The nation has only one prison run by a state agency other than a corrections department. It is the Wisconsin Resource Center near Oshkosh, which the Wisconsin Department of Health and Family Services operates for up to 400 mentally ill inmates. The prison's administrators say it has at least two advantages over an institution like Garner. It can recruit mental health workers more easily, because it does not carry the stigma of a prison. It also does not compete for funds with other prisons, because it is not part of a corrections department budget. "Our closeness to the mental health system enables us to maintain currency and focus on mental health care," said director Byran Bartow. But "legally," he went on, "we are a prison."

Short of turning Garner over to the mental health department, Osten advocates giving more rights to inmates, and she is promoting legislation that would apply the state patient's bill of rights to mentally ill prisoners. Inmates would have the right to wear their own clothes, make phone calls, and send letters that are uncensored. Osten believes the legislation would transform Garner into an institution resembling the Whiting Forensic Institute, which is run by the Connecticut mental health department. It has 100 maximum security beds, but only a tiny portion are used by state inmates. The rest are for people who are undergoing court-ordered competency evaluations or who have been found either incompetent to stand trial or not guilty by reason of insanity. At Whiting, patients can't be put into solitary confinement or denied privileges for disciplinary reasons, and they can't be restrained without a clinical reason. As at the Wisconsin facility, they are patients first and prisoners second.

GARNER WARDEN GIOVANNY GOMEZ, a 20-year corrections department veteran, led a tour through the facility on a hot day last summer.

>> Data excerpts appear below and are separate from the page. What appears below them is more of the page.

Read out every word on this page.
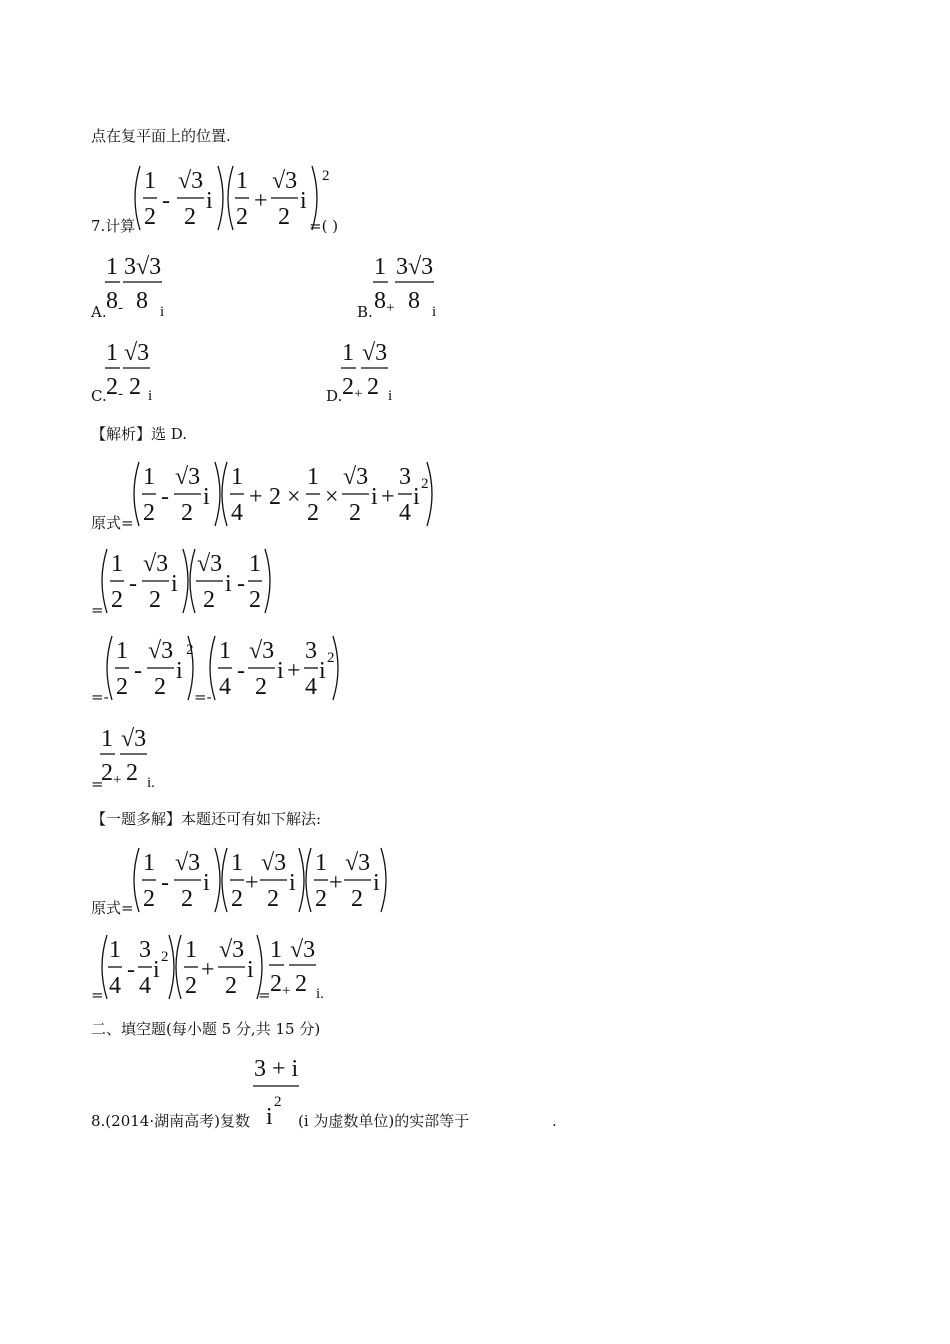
点在复平面上的位置.
7.计算
1
2
-
√3
2
i
1
2
+
√3
2
i
2
=( )
A.
1
8 -
3√3
8 i	B.
1
8 +
3√3
8 i
C.
1
2 -
√3
2 i	D.
1
2 +
√3
2 i
【解析】选 D.
原式=
1
2
-
√3
2
i
1
4
+ 2 ×
1
2
×
√3
2
i +
3
4
i 2
=
1
2
-
√3
2
i
√3
2
i -
1
2
=-
1
2
-
√3
2
i
2
=-
1
4
-
√3
2
i +
3
4
i 2
=
1
2 +
√3
2 i.
【一题多解】本题还可有如下解法:
原式=
1
2
-
√3
2
i
1
2
+
√3
2
i
1
2
+
√3
2
i
=
1
4
-
3
4
i 2 1
2
+
√3
2
i
=
1
2 +
√3
2 i.
二、填空题(每小题 5 分,共 15 分)
8.(2014·湖南高考)复数
3 + i
i
2
(i 为虚数单位)的实部等于	.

The floors of the 13-year-old prison shined, air conditioners whirred, and inmates moved from place to place in orderly rows. A serious, slightly balding man with a closely trimmed salt-and-pepper goatee, Gomez is a firm believer in his work—and he knows what he is up against. He uses words like "sense of disempowerment" and "set in our ways" to describe the mindset that officers will need to overcome in the new world of Garner.

Earlier that day, an inmate known to assault staff refused his medication. He became abusive, cursing at officers—a disciplinary violation under any other circumstance. But working with mental health staff, officers calmed the inmate and talked him through it. If Timothy Perry had been at Garner Correctional Institution in 2005, with its menu of therapies and ethic of care, he might have been assigned to a mood or impulsive-control disorders unit. There he would have attended sessions focused on such topics as social skills, self-esteem, and problem solving. These services may not have saved Perry's life: Dennis Kinsman's death, as well as other problems at Garner, raise doubts about that. Still, with the focus shifting from punishment to care, there would have been reason to hope.

Mary Beth Pfeiffer is a Soros Justice Media Fellow who writes about prison conditions and the treatment of mentally ill inmates.